United States v. Briglia

182 F. Supp. 271 | S.D.N.Y. | 1960

MURPHY, District Judge.

This is an action by the government to foreclose a tax lien and for a judgment in the amount of such lien. Only two defendants have been served with process, Nicholas Briglia, the taxpayer, also known as Dante Brigliante, and Thomas E. Rosetti. Briglia is alleged to be the owner of certain prdcious stones now in the possession of the other defendant, Rosetti, who is the New York City Police Department Property Clerk.

The proof and admissions in the pleadings establish that the Commissioner of Internal Revenue made assessment of taxes upon the income of defendant Briglia for the calendar years 1947, 1948 and 1949 which, including penalties and interest, amounts to $384,653.54; that the commissioner certified the list of each assessment to the then Collector of Internal Revenue for the Third District of New York by whom it was received on August 4, 1952, and within ten days thereof the said collector gave notice to, *272and demanded payment of the amount thereof from, defendant Briglia.

On February 3, 1953, the collector filed a Notice of Tax Lien with the Register of the City of New York, County of New York, with the Clerk of the United States District Court, Southern District of New York, and the Property Clerk of the New York City Police Department, for payment of the assessments heretofore described.

The court refused to permit defendant Briglia to contest the assessments by offering to prove the non-receipt of income during the years in question, on the ground that such assessments were immune from collateral attack in this court.

The principal issue litigated relates to the ownership and identity of the property admittedly being held by defendant Rosetti.

There was no dispute that on January 31, 1953, a locker in the subway arcade on West 42nd Street was broken into and that a complaint of grand larceny was made to the New York City Police Department on the same day describing the loss of $100,000 in precious stones from said locker. In support of this the government introduced the original Police Department Complaint Form which records the name “Dante Brigilante (sic) of 121 Primrose Ave., Fleetwood, N. Y.” as complainant. This report states that the complainant said that he had placed the property in such locker on January 29, 1953, and on January 31, 1953, he discovered that the locker had been broken into and the property taken therefrom.

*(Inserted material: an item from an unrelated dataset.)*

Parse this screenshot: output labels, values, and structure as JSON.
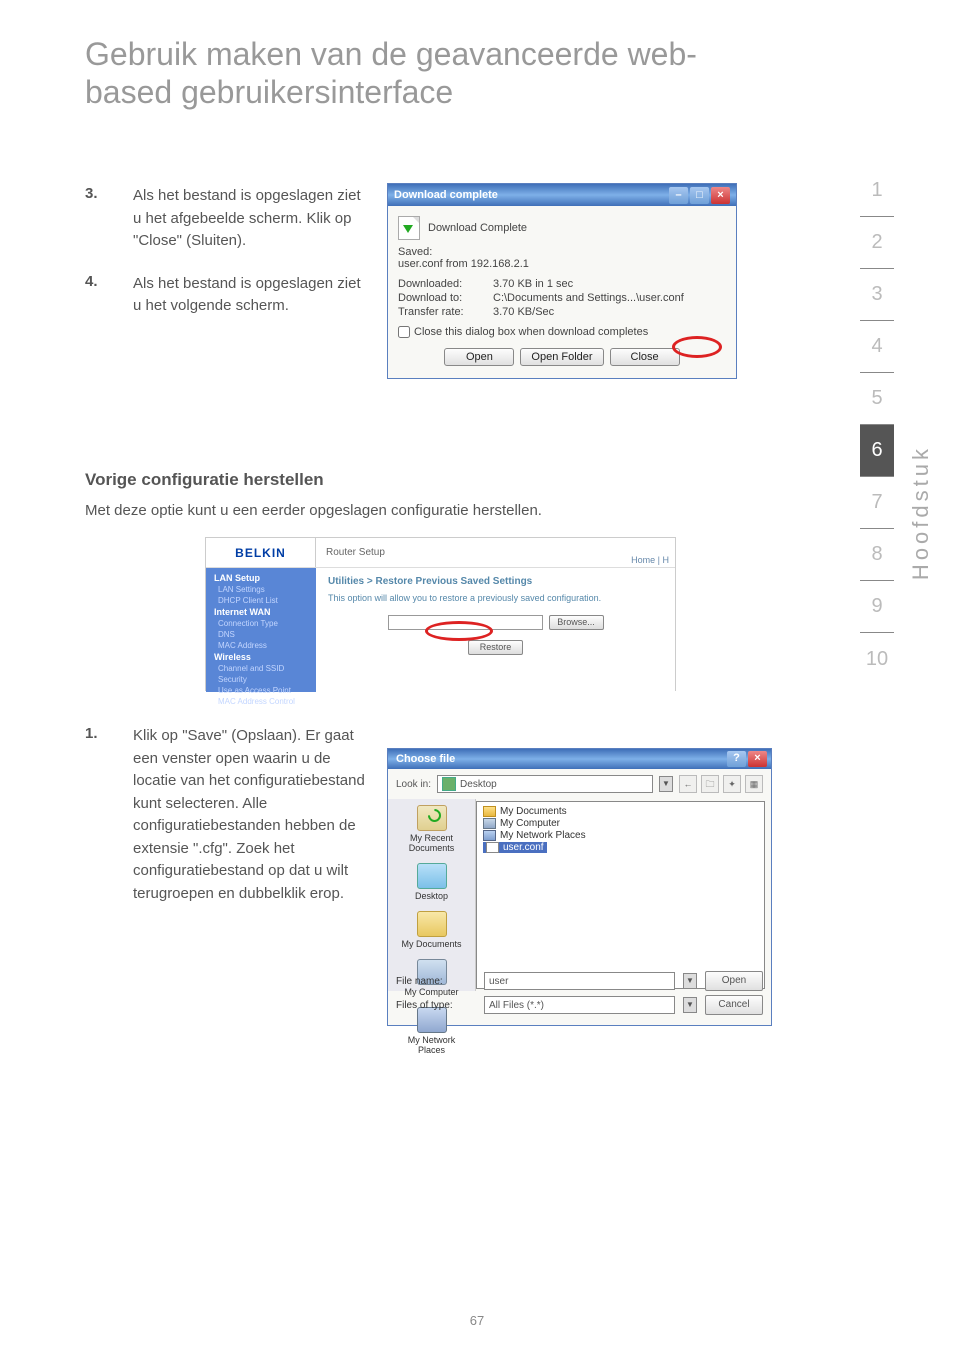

A New York City detective testified that he was in charge of the investigation of the alleged grand larceny complaint and that on February 1, 1953, another detective recovered some stones in another locker in the Port Authority Bus Terminal building at Eighth Avenue and 40th Street, New York City, and that the stones were turned over to him; he in turn delivered them to the Property Clerk of the Police Department who retains possession of them.

The Police Department records also indicate that Dante Brigliante made a claim as owner of the property and no other person has come forward in the intervening six years claiming the same although there are numerous liens in the form of judgments and third-party orders filed against it.

The Property Clerk offered no evidence, rested on the government’s proof and moved for dismissal.

Defendant Briglia testified that he never owned the property and never made a claim for it. On cross-examination he admitted possession of the property, but as agent of a corporation of which he was an officer, and that the corporation had bought the property from various dealers during the years 1948 and 1949 and paid for it with corporation checks. He further testified that he had an attorney file a claim with the Police Department but that the claim was supposed to have been in the name of the corporation.

While the government’s proof is not overwhelming we feel that a fair inference exists that the property now held by the Police Department Property Clerk is part of the same property that was stolen from the locker in the 42nd Street subway arcade and recovered the following day in another locker in the Port Authority Building. Of course the government would be entitled to a lien on the property only if it was the property of defendant Briglia. The only proof of ownership by defendant Briglia in the government’s case is the fact that Briglia made a complaint of the loss of the property and, according to the Police Department records, is the only one over the years who has claimed it as owner.

Query: Is this enough proof to establish that defendant Briglia is in fact the lawful owner? In other words, does one who makes an immediate complaint of the theft of property to the police and subsequently files the only claim as owner sufficient to establish a prima facie case of ownership for the purpose of foreclosing a lien ?

*273We find under all the circumstances that the proof was sufficient and since there was no contrary evidence submitted by Rossetti his motion to dismiss is denied.

A subsidiary question remains— whether defendant Briglia’s testimony that the property was not his but another’s, viz., his corporation, changes the result. Admittedly it would, if believed. We listened to his testimony and observed him on the stand and find his testimony incredible, and find as a fact that he was the owner and not his corporation and that the checks he proffered to prove the purchase of the merchandise were less persuasive than his oral testimony.

Accordingly, the government is entitled to judgment in the sum of $384,653.54 plus a decree foreclosing its lien against the Police Department Property Clerk, with a direction that defendant Briglia pay any deficiency resulting from such sale. Settle decree.

This memorandum is filed in lieu of findings of fact and conclusions of law.